Chances are, many choo-choo trains will be making their way up Interstate 85 this holiday week. Most will be gift-wrapped and tucked away in the trunk. They may be named Thomas, Polar Express or Lionel.
But there’s only one Texas. And it is sure to draw some double takes along its way.
The legendary Civil War locomotive, 51 feet long from cowcatcher to tender and more than 11 feet tall, won’t be chugging north on a track from Atlanta to North Carolina.
The engine and tender could be in the lane beside you, perched on trailers pulled by trucks.
At the old Atlanta Cyclorama building, the Texas on Monday was lifted by crane for its 285-mile journey to Spencer, North Carolina. The engine and tender will begin their journey early Tuesday morning.
In Spencer, the engine will undergo a $500,000 restoration before it is shipped back south to its new home, the Atlanta History Center.
The Texas, made famous in a 1950s Disney movie, was one of the players in the war’s Great Locomotive Chase in April 1862. Its crew, running the locomotive backward, caught up with Union raiders who tried to destroy track between Big Shanty (now Kennesaw) and Chattanooga, Tennessee.
The raiders achieved little success, and eight of the nearly two dozen captured participants, disguised as civilians, were later hanged in Atlanta as spies.
“We want to show it as the hard-working engine that it was, not just as one of the engines in the Great Locomotive Chase,” Gordon Jones, the history center’s senior military historian, said in a statement.
The 1856 locomotive will symbolize the city’s rich railroad past and welcome visitors to the Battle of Atlanta Cyclorama painting, which also is being moved to the Atlanta History Center and will be restored.
Moving the Texas out of its home of nearly 90 years was quite a feat.
The behemoth was inched more than 30 feet through the old auditorium. A deep trench was dug to protect structural supports, and a wall was opened. Movable sections of track were used in the process, said Howard Pousner, manager of media relations for the Atlanta History Center.
The locomotive, long in the shadow of the General — the engine it chased — won’t be relegated to the basement anymore. Freed of corrosion and rust and sporting a new paint job, the illuminated Texas will be visible from the road. It will be a far cry from the early 1900s, when it was rescued from a Western & Atlantic Railroad yard before it was sent to scrap.
Restoring painting, engine to original glory
Atlanta History Center officials are excited that the move will bring new interpretation opportunities for the Texas’ companion — the Cyclorama, a painting-in-the round that covered 15,030 square feet and is 42 feet tall and 358 feet in circumference. The history center will restore sections that were cut so that the mural could fit into the old Cyclorama building, which closed this past summer.
Once that restoration is done, people will see the Cyclorama, painted in 1886, as its artists envisioned — from an open platform with a 3-D effect.
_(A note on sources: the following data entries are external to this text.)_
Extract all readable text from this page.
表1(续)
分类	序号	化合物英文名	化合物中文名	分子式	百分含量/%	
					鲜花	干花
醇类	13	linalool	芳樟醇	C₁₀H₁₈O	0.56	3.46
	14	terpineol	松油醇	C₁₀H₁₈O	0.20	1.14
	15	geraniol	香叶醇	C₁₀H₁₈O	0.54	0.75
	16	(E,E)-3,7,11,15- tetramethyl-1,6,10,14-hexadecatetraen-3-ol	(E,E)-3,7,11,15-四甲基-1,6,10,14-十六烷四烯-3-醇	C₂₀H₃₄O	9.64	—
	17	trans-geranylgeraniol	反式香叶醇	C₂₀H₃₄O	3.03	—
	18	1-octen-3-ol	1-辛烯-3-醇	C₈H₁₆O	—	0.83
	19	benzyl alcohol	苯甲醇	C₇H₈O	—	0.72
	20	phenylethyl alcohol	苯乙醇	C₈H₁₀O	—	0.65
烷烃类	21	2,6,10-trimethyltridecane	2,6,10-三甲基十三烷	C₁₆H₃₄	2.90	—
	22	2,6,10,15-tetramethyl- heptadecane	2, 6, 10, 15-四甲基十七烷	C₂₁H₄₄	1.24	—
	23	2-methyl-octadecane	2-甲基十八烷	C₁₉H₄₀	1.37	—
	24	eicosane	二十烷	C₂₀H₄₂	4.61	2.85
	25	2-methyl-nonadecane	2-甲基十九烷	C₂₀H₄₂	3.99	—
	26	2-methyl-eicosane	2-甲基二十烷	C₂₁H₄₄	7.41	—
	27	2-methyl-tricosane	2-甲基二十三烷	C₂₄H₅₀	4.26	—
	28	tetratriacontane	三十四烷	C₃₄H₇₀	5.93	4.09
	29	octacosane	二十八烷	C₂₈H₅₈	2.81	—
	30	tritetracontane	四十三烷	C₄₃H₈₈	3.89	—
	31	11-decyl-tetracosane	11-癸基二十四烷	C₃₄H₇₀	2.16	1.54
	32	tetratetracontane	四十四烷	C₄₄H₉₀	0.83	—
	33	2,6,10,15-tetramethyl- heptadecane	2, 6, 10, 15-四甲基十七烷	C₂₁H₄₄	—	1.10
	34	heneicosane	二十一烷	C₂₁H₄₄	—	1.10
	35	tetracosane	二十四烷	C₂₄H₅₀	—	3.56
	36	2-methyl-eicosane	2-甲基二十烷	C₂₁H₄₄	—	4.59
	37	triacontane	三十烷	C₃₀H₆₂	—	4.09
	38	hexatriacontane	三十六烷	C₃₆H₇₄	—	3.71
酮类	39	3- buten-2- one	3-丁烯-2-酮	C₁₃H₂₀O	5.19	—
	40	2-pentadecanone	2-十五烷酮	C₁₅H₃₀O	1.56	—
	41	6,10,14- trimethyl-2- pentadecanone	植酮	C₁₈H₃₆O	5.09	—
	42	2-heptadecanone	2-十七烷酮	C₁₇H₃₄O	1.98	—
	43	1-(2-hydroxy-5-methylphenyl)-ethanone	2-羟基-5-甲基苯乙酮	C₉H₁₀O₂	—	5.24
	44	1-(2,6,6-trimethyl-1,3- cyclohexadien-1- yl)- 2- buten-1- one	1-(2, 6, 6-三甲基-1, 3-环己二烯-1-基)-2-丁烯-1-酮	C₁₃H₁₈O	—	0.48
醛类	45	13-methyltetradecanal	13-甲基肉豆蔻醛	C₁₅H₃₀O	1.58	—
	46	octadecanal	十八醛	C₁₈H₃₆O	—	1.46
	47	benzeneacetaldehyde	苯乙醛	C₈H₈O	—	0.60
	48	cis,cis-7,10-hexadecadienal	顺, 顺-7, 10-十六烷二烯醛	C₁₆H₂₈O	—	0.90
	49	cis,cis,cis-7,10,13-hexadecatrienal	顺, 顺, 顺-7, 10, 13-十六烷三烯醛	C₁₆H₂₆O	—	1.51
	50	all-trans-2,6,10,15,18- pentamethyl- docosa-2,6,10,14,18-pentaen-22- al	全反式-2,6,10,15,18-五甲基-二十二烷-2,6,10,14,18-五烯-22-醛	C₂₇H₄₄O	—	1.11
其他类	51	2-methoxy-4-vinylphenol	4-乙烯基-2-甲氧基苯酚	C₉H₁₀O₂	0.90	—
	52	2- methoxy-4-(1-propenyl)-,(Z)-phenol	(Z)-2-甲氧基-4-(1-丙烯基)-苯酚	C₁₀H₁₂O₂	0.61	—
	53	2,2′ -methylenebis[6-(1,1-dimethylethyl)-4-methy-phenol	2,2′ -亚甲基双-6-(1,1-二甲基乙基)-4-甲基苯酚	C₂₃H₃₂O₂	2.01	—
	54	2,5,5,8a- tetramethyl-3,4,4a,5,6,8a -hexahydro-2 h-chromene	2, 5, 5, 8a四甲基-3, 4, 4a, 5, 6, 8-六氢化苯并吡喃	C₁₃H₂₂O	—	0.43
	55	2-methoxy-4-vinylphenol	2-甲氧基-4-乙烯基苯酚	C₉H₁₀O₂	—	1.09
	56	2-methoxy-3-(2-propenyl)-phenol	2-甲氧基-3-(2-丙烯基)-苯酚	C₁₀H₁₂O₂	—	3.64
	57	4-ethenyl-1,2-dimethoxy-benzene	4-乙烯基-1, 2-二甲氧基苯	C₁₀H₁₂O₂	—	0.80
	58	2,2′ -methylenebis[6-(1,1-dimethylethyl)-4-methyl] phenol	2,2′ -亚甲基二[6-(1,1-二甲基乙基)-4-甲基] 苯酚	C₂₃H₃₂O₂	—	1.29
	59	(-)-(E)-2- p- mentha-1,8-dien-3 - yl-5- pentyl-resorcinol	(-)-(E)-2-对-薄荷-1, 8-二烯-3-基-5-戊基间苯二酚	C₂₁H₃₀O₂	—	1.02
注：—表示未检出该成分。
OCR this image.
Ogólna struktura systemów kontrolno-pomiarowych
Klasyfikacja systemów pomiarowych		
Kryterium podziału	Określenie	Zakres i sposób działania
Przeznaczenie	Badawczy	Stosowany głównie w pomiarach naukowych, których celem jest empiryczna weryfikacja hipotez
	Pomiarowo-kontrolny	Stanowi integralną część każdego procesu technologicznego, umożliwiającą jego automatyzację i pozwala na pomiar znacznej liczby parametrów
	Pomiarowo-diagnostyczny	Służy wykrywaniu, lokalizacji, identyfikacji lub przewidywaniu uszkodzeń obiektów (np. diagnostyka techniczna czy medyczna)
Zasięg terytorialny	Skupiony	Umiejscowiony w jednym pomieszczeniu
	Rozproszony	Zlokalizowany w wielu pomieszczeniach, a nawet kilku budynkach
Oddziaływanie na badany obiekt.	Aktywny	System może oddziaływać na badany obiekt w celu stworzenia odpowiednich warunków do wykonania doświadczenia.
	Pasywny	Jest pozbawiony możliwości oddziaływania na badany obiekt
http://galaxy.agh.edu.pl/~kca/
The painting captures a pivotal moment of the July 1864 Battle of Atlanta, one in a string of Confederate losses that eventually led to the loss of Atlanta to Union forces.
The locomotive and painting were displayed for years in the city’s Grant Park. Last year, Mayor Kasim Reed announced they would be moved to the Atlanta History Center campus in Buckhead. They will belong to the city but will be under the stewardship of the center and receive the long-awaited restoration.
The Texas will receive its tender loving care at the Spencer Shops, part of the N.C. Transportation Museum. The public will be able to witness much of the work.
“Like any locomotive of long service, it has been significantly altered over the years and features many replacement parts, including its wheels, tender and boiler. Along the way it was converted from a wood-burner to coal-fired,” the Atlanta History Center said.
Preservation issues include corrosion in the tender and under the boiler jacket, rot in the smoke box and broken springs.
The Texas is expected to return to Atlanta in late 2016. It will be in a glass enclosure that will connect a museum to the new Cyclorama building that will house the painting. That building is expected to open in late 2017, with a dedication in 2018. As in Spencer, patrons at the history center will be able to witness much of the work.
The old Cyclorama building in Grant Park will be taken over by next-door Zoo Atlanta as a community event space and extension of an African savanna exhibit.
As for the locomotive General, the object of the Texas’ pursuit? It’s housed at the Southern Museum of Civil War & Locomotive History, northwest of Atlanta.